Ever since Stroikas the messenger’s active discussions around and about theological issues have not disappeared anywhere, only this time they are verbalized not by hordes of sectarian Lithuanian guest workers, but by Richard, who he met by chance at an art exhibition, and who also becomes a catalyst for all VL’s future adventures in Oxford. The apt, even at times bitter observations, looking at his compatriots through the prism of the strangeness of the British land – not only in emigration, but also in Latvia, comparing, analyzing, smiling and sometimes secretly and fondly yearning – have not been lost. For example, Lācītis concludes that Latvians are not a nation of potato eaters, because potatoes are consumed by quite a lot of nations, starting with the English, but especially the Irish.

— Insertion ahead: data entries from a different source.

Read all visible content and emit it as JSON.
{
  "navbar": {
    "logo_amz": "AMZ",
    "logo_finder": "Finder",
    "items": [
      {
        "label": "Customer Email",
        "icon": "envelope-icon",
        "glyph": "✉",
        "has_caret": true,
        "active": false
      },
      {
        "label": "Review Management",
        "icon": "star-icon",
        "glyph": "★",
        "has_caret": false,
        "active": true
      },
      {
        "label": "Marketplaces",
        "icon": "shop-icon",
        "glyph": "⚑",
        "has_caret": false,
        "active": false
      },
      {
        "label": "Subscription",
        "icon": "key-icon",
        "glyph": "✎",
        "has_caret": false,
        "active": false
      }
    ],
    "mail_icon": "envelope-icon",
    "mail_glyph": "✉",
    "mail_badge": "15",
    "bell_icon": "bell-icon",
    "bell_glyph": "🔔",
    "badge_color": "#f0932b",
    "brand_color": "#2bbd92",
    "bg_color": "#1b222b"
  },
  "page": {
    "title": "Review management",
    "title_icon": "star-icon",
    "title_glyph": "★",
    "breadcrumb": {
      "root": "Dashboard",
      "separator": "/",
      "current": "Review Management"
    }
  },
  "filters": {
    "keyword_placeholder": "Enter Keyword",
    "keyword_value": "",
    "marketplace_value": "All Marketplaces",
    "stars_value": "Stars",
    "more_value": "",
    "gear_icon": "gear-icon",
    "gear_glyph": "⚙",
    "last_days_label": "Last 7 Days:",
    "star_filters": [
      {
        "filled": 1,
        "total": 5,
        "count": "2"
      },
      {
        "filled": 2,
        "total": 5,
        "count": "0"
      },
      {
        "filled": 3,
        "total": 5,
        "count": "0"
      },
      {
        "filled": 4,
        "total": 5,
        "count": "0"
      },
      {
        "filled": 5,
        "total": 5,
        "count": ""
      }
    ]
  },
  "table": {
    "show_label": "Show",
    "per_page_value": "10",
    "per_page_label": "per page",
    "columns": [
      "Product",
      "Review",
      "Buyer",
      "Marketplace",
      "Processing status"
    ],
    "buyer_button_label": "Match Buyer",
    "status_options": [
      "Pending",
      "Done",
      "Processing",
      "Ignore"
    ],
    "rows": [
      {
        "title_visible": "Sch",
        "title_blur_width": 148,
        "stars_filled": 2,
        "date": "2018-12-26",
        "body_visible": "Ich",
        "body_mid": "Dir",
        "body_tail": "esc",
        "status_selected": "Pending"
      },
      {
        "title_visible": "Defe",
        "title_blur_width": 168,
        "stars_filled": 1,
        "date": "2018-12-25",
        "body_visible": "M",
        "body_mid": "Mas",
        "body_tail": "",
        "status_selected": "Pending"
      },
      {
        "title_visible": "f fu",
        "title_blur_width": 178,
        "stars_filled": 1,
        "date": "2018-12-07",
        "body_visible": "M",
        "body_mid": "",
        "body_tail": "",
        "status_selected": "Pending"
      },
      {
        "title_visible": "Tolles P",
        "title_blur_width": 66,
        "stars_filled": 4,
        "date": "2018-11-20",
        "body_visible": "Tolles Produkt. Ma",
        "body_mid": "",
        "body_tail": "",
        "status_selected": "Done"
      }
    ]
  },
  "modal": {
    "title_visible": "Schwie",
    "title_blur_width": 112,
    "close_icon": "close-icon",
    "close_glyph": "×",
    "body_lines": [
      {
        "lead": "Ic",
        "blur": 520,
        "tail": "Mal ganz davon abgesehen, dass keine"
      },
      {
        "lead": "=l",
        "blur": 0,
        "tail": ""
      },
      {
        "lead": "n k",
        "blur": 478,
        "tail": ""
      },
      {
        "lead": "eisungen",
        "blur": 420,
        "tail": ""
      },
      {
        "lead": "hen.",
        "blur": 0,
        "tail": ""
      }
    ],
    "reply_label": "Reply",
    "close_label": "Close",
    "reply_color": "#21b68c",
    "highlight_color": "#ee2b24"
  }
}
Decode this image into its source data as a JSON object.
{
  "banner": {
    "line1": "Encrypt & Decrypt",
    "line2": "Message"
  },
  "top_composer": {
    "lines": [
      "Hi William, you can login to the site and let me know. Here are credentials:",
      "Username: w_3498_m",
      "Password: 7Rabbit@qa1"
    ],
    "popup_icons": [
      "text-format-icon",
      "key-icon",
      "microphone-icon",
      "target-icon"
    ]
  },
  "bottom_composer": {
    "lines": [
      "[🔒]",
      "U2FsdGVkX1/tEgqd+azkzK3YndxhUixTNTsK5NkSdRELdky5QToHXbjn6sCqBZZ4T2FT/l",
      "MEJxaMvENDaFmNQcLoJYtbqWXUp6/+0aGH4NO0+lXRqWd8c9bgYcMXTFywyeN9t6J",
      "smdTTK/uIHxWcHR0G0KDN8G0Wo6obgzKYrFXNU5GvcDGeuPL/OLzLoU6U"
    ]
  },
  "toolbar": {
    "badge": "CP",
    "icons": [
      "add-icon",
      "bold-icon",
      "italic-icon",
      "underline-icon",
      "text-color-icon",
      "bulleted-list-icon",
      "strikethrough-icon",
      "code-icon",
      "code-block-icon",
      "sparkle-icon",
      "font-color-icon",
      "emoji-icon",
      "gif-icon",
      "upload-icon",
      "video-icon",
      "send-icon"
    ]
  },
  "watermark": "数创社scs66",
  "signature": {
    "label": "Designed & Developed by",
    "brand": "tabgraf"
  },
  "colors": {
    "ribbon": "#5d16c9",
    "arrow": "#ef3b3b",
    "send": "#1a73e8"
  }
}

According to the author, Latvians are much more obsessed with such a product as sour cream – a nutrient completely incomprehensible to foreigners, the use of which in a series of dishes significantly distinguishes “cream Latvians”, that is, immigrants who are not used to the new environment, from “non-cream” Latvians – those who adapted in the home country. All the reader has to do is define his relationship with the cream, and hey, the diagnosis is ready.

The brick wall on the cover of the book covers only part of the image – on the other side, you can see a hopeful blue sky. Apparently, some good ones still manage to break through the stone-hard alien isolation of the mysterious campus and achieve their goals, whatever they may be. At the end of the novel, the narrator also achieves a dream, but one must think (and hope) about its realization in another book.